2.4.1 Terminal Velocity

In practice, a falling object experiences other forces besides the gravitational pull mg. This is especially so if the object is very light, or very bulky, or has reached sufficiently high speed such that air resistance R is no longer negligibly small (compared to gravitational pull).

With air resistance, the object will not be a free falling at a constant acceleration of 9.81 m s^-2.

$\begin{aligned}{{F}_{{net}}}&=mg-R\\a&=\frac{{{{F}_{{net}}}}}{m}=\frac{{mg-R}}{m}=g-\frac{R}{m}\text{ }\Rightarrow \text{ }a<g\end{aligned}$

Notice that while the downward weight is fixed, the upward air resistance increases with the velocity. As a result, as the object gains speed, air resistance increases continuously → net force decreases continuously → acceleration decreases continuously. At a sufficiently high speed, air resistance matches weight → net force is zero → acceleration becomes zero! The object has reached its terminal velocity!

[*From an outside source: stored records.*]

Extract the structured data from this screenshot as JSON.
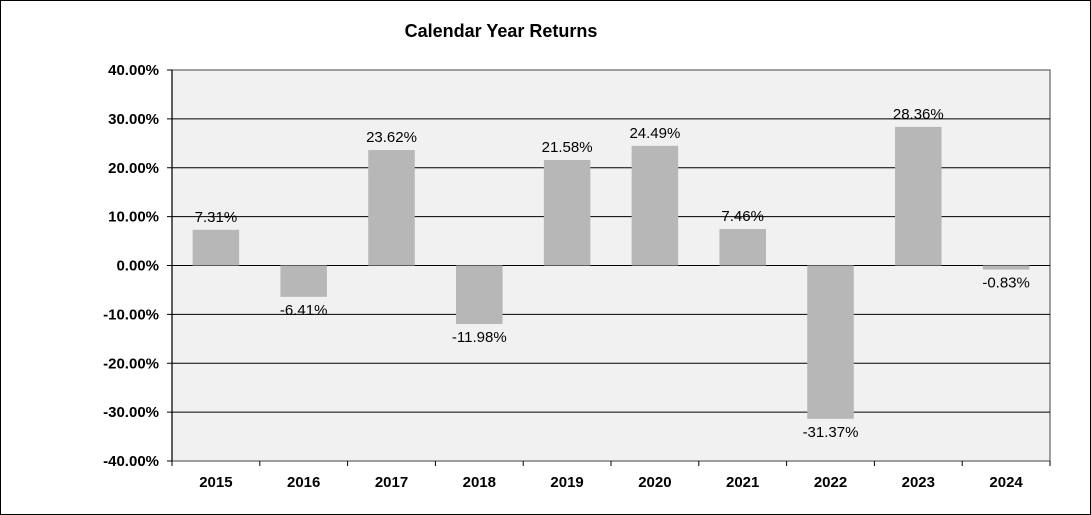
{
  "chart_data": {
    "type": "bar",
    "title": "Calendar Year  Returns",
    "categories": [
      "2015",
      "2016",
      "2017",
      "2018",
      "2019",
      "2020",
      "2021",
      "2022",
      "2023",
      "2024"
    ],
    "values": [
      7.31,
      -6.41,
      23.62,
      -11.98,
      21.58,
      24.49,
      7.46,
      -31.37,
      28.36,
      -0.83
    ],
    "data_labels": [
      "7.31%",
      "-6.41%",
      "23.62%",
      "-11.98%",
      "21.58%",
      "24.49%",
      "7.46%",
      "-31.37%",
      "28.36%",
      "-0.83%"
    ],
    "ylim": [
      -40,
      40
    ],
    "yticks": [
      40,
      30,
      20,
      10,
      0,
      -10,
      -20,
      -30,
      -40
    ],
    "ytick_labels": [
      "40.00%",
      "30.00%",
      "20.00%",
      "10.00%",
      "0.00%",
      "-10.00%",
      "-20.00%",
      "-30.00%",
      "-40.00%"
    ],
    "grid": true,
    "legend": "none",
    "colors": {
      "bar": "#b7b7b7",
      "plot_background": "#f1f1f1",
      "grid": "#000000"
    }
  }
}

The a-t, v-t and s-t graphs (↓ +ve sign convention) of such a motion are as follow:

a-t graph

The a-t graph is a curve that starts at 9.81 m s^-2 and decreases towards zero asymptotically.
As discussed earlier, this is due to increasing air resistance causing the net force to decrease with time.
Note that $a=g$ at $t=0$ . This is because at this instant, the object’s velocity is still zero, meaning there is no air resistance, and the resultant acceleration is g.

v-t graph

the v-t graph is a curve that starts from zero and increases towards the terminal velocity v_t asymptotically.
Since the gradient of a v-t graph corresponds to the acceleration, it is steepest at $t=0$ and becomes flatter and flatter as the acceleration decreases towards zero asymptotically.
Note that the gradient at $t=0$ is equal to 9.81 m s^-2. This is because at the initial point, the object’s velocity is still zero, meaning there is no air resistance, and the resultant acceleration is g.

s-t graph

the s-t graph begins as a quadratic curve but eventually approaches a straight line.
Since the gradient of the s-t graph corresponds to the velocity, its gradient starts off completely horizontal (because $u=0$ ), becomes steeper and steeper as the velocity increases, but eventually stops steepening to become a straight line (because $v={{v}_{t}}$ ).